The Product Breakdown Structure (PBS) is simply a list. It’s a list of the specialist products but grouped according to their categories and subcategories. The most powerful use of this diagram is when you’re first identifying products. You can just produce a random list of products as they came to mind. It often helps, however, to give some structure to your thinking and to go through the product categories one at a time. If you’re considering a house-building project, for example, you might think about the brickwork products first, then the woodwork products, then the electrical products and then the decorating products. As you think more about the electrical products, you might find it helpful to break them down into two subcategories according to whether they belong to the power circuit or the lighting circuit.

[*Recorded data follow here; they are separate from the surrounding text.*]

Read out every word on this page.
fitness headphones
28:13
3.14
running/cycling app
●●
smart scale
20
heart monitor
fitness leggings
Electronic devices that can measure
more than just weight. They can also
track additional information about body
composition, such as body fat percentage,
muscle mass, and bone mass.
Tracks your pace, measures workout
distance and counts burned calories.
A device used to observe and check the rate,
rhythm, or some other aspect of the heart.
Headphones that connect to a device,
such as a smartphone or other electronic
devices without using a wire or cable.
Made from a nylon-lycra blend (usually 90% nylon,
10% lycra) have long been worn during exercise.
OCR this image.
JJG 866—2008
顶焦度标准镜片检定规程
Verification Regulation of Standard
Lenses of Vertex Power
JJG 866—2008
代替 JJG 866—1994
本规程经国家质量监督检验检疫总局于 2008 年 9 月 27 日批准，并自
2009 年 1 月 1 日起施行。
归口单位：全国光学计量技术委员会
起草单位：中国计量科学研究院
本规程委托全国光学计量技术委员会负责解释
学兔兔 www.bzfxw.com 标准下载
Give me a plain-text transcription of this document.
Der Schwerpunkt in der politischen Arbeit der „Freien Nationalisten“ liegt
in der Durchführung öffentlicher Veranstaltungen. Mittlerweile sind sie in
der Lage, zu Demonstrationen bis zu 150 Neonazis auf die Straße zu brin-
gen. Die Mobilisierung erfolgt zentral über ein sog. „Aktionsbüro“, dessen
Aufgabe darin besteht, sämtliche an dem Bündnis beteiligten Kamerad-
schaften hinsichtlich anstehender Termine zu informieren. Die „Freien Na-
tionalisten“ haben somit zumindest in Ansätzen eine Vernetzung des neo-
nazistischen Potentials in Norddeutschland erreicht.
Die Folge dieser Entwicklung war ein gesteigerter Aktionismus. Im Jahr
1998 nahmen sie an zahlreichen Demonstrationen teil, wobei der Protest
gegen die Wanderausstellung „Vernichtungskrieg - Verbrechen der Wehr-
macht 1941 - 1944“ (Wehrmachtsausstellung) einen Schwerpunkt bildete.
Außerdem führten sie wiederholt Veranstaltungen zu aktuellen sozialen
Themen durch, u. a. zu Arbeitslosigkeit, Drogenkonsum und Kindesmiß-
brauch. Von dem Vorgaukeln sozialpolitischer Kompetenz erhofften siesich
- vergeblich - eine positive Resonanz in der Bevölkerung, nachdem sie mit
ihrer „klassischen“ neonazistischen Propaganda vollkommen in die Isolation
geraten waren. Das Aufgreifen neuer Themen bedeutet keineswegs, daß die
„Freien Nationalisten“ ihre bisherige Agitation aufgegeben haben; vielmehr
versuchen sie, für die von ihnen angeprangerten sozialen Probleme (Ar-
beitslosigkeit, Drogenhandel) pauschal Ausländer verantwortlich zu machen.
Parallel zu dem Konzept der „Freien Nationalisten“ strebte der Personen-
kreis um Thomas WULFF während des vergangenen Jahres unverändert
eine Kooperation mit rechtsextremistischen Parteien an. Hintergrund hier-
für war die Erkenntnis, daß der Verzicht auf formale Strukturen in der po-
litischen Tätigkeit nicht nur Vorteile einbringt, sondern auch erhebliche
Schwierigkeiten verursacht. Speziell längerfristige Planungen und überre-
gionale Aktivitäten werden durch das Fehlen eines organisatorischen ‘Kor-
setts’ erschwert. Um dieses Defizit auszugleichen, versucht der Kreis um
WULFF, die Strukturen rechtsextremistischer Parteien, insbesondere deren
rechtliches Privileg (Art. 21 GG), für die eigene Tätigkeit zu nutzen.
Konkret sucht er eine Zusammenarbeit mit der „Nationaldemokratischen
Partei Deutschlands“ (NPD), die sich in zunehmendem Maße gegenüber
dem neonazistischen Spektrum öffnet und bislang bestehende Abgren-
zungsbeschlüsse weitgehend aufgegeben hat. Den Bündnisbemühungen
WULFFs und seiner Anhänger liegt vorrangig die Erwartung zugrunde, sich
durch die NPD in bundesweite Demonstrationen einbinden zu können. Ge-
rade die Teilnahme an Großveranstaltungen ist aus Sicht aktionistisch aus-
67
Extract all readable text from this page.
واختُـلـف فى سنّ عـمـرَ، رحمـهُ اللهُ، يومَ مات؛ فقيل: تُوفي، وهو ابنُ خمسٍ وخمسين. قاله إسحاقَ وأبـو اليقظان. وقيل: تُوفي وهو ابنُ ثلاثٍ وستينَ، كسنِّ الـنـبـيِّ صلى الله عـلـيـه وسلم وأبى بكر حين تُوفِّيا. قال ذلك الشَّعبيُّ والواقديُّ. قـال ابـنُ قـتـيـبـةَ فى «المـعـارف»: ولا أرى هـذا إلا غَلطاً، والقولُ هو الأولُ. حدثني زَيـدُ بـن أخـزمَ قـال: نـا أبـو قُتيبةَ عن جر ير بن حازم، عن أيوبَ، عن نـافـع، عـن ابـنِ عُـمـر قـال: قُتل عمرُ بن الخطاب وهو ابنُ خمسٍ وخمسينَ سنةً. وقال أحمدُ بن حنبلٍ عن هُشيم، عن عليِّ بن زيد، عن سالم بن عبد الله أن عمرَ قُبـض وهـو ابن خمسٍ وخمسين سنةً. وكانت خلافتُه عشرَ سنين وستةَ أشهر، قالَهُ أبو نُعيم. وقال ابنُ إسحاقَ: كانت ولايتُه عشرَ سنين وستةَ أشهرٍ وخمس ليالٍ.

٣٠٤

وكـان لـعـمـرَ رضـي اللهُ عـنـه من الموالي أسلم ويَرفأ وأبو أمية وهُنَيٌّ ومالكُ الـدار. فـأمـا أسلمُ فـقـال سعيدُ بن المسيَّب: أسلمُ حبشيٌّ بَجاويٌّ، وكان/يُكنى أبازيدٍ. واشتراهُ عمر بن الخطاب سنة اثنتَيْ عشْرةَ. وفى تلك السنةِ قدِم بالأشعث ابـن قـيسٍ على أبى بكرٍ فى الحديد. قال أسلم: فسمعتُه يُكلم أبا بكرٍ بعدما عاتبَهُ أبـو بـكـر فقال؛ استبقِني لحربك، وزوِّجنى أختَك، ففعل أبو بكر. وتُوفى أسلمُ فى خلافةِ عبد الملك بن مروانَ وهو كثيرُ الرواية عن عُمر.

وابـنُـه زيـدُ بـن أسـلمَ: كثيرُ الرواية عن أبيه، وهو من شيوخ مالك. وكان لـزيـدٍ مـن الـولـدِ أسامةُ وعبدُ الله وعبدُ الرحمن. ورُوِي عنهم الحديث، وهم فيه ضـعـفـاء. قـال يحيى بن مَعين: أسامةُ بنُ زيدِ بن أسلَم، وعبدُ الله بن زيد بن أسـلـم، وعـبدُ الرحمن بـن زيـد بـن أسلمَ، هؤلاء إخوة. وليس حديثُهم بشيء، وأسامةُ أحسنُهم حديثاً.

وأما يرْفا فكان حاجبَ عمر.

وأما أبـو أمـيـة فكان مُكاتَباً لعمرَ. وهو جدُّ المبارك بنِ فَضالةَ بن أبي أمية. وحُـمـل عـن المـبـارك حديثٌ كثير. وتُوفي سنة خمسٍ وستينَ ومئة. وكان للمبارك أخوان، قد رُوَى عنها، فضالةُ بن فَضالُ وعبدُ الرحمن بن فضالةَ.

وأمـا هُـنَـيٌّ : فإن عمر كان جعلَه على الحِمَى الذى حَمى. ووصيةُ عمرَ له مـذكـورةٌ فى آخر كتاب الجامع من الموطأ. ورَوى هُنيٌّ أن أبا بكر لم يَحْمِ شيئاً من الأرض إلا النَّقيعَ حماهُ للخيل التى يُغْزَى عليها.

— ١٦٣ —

The Product Flow Diagram (PFD)

In contrast, the Product Flow Diagram (PFD) is a sequence diagram. It shows the order in which products will be created during the life of the project. That’s not going to be the same order as the categories in the PBS. Taking the example of the house building again, you might have thought about the brickwork products first, but, looking at the sequence, you wouldn’t develop all brickwork products first in the project. The brickwork for the foundations will indeed be early on in the project, but building the garden wall will come almost last when there’s no more need to bring lorries onto the site.

Fitting the diagrams together

The lowest level of the PBS is the list of products, grouped by the higher level boxes which are merely category labels. The PFD shows those same lowest level boxes, but put in project order. Then the final box on the PFD is the same as the top box of the PBS and represents the whole project. [P2FD Ch14]

remember.eps The products in the PBS and those in the PFD are exactly the same. It’s just that one diagram shows them grouped in categories and subcategories, while the other shows them in the order in which they’ll actually be created during the project.